Com a mesma empatia de sempre, mas sério, sem se permitir às gracinhas habituais de seus discursos, Lula se posicionou de maneira inequívoca como uma opção para o Brasil e os brasileiros. Os diversos pontos do discurso, mesmo os que não pareciam apontar na mesma direção, tinham Bolsonaro como alvo. Mas sempre com postura presidencial.
Ao
lembrar que a terra é redonda ou ao criticar a política de liberação de armas,
o tom foi de compromisso, não de chacota. Mesmo ao defender uma política
econômica não liberal, dizendo que o governo não tem ministro da Economia, o
ex-presidente queria mesmo era mostrar seu apoio à política de distribuição de
renda através do salário emergencial, substituto provisório do seu Bolsa
Família.
A
insistência ao tratar do coronavírus também tinha endereço. E o destinatário do
Palácio do Planalto recebeu a mensagem no mesmo dia, se apresentando logo em
seguida para falar sobre a vacinação e, incrível, usando máscara.
Aos
brasileiros, Lula falou da fome, do preço da gasolina, da picanha na mesa do
trabalhador, do seu eterno objetivo de chegar à raiz dos problemas nacionais
por querer um mundo mais justo.
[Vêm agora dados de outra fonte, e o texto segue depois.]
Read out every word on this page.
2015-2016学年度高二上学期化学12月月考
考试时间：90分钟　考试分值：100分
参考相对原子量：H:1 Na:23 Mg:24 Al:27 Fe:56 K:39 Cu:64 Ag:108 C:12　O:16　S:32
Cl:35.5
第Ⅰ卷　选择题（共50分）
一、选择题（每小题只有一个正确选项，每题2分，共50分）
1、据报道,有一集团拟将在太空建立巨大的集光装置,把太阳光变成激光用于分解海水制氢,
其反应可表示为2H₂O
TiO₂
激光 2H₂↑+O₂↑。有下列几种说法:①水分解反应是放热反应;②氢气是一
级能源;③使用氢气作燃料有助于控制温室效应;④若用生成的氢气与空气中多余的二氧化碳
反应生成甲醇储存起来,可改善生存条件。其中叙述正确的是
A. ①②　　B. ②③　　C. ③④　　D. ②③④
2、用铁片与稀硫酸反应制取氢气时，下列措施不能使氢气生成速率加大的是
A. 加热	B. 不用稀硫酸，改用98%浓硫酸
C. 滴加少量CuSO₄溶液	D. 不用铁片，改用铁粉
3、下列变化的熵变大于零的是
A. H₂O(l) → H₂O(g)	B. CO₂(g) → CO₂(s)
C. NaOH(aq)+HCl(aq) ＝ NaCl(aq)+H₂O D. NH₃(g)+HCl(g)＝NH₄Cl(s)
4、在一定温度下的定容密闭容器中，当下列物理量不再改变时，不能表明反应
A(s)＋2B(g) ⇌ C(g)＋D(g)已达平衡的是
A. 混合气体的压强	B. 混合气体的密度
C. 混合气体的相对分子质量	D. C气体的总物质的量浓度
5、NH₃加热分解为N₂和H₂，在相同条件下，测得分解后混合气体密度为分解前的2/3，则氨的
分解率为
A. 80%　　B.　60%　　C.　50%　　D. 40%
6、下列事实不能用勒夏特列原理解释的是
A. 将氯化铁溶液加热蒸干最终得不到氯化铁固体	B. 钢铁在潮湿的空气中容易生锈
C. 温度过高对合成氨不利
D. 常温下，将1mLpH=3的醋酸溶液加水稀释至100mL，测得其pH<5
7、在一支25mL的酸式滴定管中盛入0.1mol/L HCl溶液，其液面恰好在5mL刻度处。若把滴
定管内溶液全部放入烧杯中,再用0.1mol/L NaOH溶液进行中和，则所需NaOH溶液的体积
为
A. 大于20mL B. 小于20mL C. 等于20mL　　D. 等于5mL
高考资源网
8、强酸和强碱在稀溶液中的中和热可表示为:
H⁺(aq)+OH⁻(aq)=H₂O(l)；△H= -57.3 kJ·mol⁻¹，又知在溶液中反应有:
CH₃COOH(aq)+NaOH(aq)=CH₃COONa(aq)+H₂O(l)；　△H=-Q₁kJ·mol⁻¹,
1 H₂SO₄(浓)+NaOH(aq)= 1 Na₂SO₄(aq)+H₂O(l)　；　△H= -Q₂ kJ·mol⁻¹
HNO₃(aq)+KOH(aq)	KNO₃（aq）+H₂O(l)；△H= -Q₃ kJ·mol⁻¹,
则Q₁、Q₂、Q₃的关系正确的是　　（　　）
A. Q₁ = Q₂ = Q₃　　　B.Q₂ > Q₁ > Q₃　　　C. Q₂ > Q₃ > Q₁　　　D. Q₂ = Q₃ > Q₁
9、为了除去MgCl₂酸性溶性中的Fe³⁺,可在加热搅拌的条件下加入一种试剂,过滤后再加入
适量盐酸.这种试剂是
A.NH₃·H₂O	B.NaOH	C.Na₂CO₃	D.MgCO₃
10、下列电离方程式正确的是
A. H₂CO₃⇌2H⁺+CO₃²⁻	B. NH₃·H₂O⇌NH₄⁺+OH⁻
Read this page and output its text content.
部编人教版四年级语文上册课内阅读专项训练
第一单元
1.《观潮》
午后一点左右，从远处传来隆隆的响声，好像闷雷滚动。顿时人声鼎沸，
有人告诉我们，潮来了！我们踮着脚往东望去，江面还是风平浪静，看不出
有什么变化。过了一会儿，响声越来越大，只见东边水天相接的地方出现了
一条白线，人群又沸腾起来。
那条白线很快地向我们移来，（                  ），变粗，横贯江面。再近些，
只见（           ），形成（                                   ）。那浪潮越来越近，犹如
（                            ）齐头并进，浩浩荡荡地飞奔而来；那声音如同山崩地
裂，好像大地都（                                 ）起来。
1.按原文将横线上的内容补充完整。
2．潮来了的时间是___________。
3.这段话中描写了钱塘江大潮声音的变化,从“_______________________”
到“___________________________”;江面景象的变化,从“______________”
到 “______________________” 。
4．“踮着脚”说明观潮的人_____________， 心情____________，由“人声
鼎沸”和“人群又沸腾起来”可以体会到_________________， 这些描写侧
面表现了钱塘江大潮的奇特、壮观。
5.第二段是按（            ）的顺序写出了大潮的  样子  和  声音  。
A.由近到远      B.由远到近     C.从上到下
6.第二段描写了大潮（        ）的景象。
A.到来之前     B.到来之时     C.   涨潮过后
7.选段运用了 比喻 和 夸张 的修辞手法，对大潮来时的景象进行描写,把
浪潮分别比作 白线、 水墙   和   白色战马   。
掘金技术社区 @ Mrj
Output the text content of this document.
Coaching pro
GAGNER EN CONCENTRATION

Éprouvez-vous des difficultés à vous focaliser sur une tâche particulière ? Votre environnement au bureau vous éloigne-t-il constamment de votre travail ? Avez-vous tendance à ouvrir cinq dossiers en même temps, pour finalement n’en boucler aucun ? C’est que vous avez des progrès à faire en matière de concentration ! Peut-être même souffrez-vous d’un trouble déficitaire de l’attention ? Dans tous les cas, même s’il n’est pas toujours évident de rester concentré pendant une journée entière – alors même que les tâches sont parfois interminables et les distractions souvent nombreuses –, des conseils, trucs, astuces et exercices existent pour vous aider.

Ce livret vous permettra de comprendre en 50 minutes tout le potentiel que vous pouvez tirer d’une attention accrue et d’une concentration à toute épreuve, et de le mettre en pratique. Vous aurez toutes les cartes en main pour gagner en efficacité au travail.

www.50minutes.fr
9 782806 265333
Retórica, claro, mas que toca no coração das
pessoas. Se Bolsonaro consegue acertar o estômago dos brasileiros com suas
grosserias, Lula busca o coração com suas sutilezas. E é isso o que o distingue
do outro.
Negociação
com o Congresso, com toda a classe política, nas suas palavras, e com os
empresários é aceno do Lulinha, Paz e Amor. O mesmo que disse não guardar
mágoas, apesar das chibatadas que levou.
Os
claros exageros, como a afirmação de que Marisa, sua mulher, morreu por causa
da Lava Jato, serviram apenas para ele reiterar que apesar de tudo não tem
mágoas. Porque, disse, não há espaço nem tempo para guardar ódio. Mesmo quando
atacou injustamente jornais e jornalistas, ofereceu um afago ao defender a
liberdade de imprensa e ao elogiar a edição de ontem do Jornal Nacional.
Aliás,
uma frase do discurso explica o morde e assopra de Lula com relação à imprensa.
“A
gente começa a gostar da vida quando está mais perto do céu”, disse o
ex-presidente.
Pois
Lula esteve muito perto do inferno, quando aliados seus, do seu partido e dos
que o apoiavam, saquearam em conjunto a Petrobras. Também quando seu governo
foi denunciado por pagar por apoio de partidos com dinheiro público, o famoso
mensalão. Ou quando sua sucessora, Dilma Rousseff, quase quebrou o país. Ou
ainda quando um apartamento e um sítio foram estruturados por empreiteiras para
atender o gosto da sua família.
Nestes
momentos em que esteve bem próximo do fogo eterno, Lula não gostava dos jornais
e muito menos do JN.
Mas mesmo esse desvio pode rapidamente virar passado na retórica política de Lula. O que não mudou e não vai mudar, é a grandeza do seu discurso. Lula sabe com quem fala, sabe bem o que quer falar e sabe melhor ainda como falar. Bolsonaro não está mais só.